On Monday, Google Cloud’s automated failover system caused two applications to go down for several hours between 12:33 and 14:23 PST.
The issues originated with Memcache, an App engine service that speeds up application performance by caching temporary but frequently accessed datastore queries.
Best left alone
As explained on the Google Cloud Status Dashboard the problems were caused by the the fact that during a configuration update, the global database that specifies data center availability within Memcache itself became unavailable. As a result, an automated function, whereby “the configuration is considered invalid if it cannot be refreshed within 20 seconds” brought down Memcache, too.
This sent a surge of traffic to another application, Datastore, causing elevated latency and errors, and a second surge when Memcache came back online.

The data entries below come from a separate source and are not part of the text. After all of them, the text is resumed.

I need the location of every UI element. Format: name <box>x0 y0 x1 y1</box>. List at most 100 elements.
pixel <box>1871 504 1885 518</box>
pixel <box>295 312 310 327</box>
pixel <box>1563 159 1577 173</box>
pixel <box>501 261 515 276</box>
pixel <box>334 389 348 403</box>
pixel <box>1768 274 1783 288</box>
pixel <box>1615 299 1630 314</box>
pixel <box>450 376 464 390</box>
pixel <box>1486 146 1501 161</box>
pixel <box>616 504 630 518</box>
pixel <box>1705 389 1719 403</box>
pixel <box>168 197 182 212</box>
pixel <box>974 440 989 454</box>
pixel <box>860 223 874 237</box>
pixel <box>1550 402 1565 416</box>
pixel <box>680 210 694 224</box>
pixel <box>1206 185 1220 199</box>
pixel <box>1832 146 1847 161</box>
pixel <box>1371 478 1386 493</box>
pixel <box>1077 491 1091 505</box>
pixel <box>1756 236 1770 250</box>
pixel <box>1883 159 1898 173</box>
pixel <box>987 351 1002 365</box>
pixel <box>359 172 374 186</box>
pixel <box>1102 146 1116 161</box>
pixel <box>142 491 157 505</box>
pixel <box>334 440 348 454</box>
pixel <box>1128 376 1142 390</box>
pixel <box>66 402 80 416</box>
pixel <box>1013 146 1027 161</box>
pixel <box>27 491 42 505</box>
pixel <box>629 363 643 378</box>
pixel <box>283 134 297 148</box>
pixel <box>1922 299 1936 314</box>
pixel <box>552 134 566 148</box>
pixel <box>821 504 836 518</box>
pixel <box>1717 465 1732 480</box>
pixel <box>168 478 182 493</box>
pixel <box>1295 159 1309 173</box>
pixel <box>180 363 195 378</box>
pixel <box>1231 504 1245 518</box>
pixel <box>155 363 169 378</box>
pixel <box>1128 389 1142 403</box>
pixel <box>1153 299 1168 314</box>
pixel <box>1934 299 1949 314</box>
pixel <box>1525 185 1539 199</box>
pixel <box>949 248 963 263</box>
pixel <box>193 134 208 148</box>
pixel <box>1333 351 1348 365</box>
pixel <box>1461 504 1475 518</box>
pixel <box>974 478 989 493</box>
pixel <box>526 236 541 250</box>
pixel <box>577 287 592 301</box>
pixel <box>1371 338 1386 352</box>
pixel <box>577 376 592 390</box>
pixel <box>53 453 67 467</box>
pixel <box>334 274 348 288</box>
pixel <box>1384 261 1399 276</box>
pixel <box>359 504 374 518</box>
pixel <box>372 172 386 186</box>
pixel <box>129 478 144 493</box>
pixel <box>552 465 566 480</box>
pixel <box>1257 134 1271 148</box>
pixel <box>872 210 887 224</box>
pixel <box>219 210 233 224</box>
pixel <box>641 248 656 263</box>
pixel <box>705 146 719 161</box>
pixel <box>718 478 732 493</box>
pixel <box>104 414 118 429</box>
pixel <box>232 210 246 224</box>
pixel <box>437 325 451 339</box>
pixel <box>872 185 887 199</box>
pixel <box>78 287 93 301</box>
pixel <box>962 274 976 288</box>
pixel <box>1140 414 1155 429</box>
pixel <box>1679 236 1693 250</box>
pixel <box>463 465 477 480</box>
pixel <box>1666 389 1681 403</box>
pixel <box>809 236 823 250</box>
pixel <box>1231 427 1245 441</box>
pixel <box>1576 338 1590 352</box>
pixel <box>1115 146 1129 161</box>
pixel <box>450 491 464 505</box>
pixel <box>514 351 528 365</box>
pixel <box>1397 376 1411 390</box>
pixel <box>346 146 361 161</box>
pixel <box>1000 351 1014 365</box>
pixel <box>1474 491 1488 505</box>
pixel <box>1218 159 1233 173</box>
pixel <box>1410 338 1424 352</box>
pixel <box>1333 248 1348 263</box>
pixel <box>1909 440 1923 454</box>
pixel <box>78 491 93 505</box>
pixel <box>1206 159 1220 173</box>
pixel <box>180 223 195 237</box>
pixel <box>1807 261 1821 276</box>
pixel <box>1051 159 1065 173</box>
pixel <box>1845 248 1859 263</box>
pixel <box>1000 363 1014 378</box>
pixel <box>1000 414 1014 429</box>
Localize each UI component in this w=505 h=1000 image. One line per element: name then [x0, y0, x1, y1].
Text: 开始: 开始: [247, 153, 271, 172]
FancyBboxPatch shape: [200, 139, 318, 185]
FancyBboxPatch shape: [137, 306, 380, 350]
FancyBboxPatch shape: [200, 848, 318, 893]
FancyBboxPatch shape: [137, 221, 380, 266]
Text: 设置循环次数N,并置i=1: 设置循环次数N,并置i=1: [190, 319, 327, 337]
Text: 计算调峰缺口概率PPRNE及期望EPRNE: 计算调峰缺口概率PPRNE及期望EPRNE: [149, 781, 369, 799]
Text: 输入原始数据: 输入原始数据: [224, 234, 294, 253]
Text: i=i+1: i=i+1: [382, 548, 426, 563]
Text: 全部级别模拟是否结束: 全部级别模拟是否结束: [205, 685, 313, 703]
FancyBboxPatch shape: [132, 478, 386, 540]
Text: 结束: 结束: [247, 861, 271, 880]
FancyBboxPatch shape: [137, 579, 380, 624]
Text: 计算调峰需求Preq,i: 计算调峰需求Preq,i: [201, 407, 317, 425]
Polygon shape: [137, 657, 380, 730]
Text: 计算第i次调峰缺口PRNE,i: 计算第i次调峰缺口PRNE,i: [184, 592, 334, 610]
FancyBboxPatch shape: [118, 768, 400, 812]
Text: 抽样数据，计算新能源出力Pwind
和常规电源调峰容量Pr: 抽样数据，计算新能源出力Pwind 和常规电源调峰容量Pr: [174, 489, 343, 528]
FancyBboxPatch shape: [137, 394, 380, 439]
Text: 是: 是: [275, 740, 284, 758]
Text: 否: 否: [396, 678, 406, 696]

Customers using Managed VMs also reportedly experienced failures for their HTTP and App Engine API requests, but those using the updated version of the service, Flexible Environment, did not report any issues.
Responding to an automated alert, Google engineers attempted to revert the most recent changes to the application’s configuration file, but failed, as it required an update to the configuration in the global database, which was unavailable at the time. They finally managed to update it by sending a request with a longer deadline.
This is not the first time in recent months that Google has suffered from self-inflicted grief. In August, Google Cloud experienced 19 hours of load balancer issues, which were only resolved when technicians rolled back changes previously made to its configuration.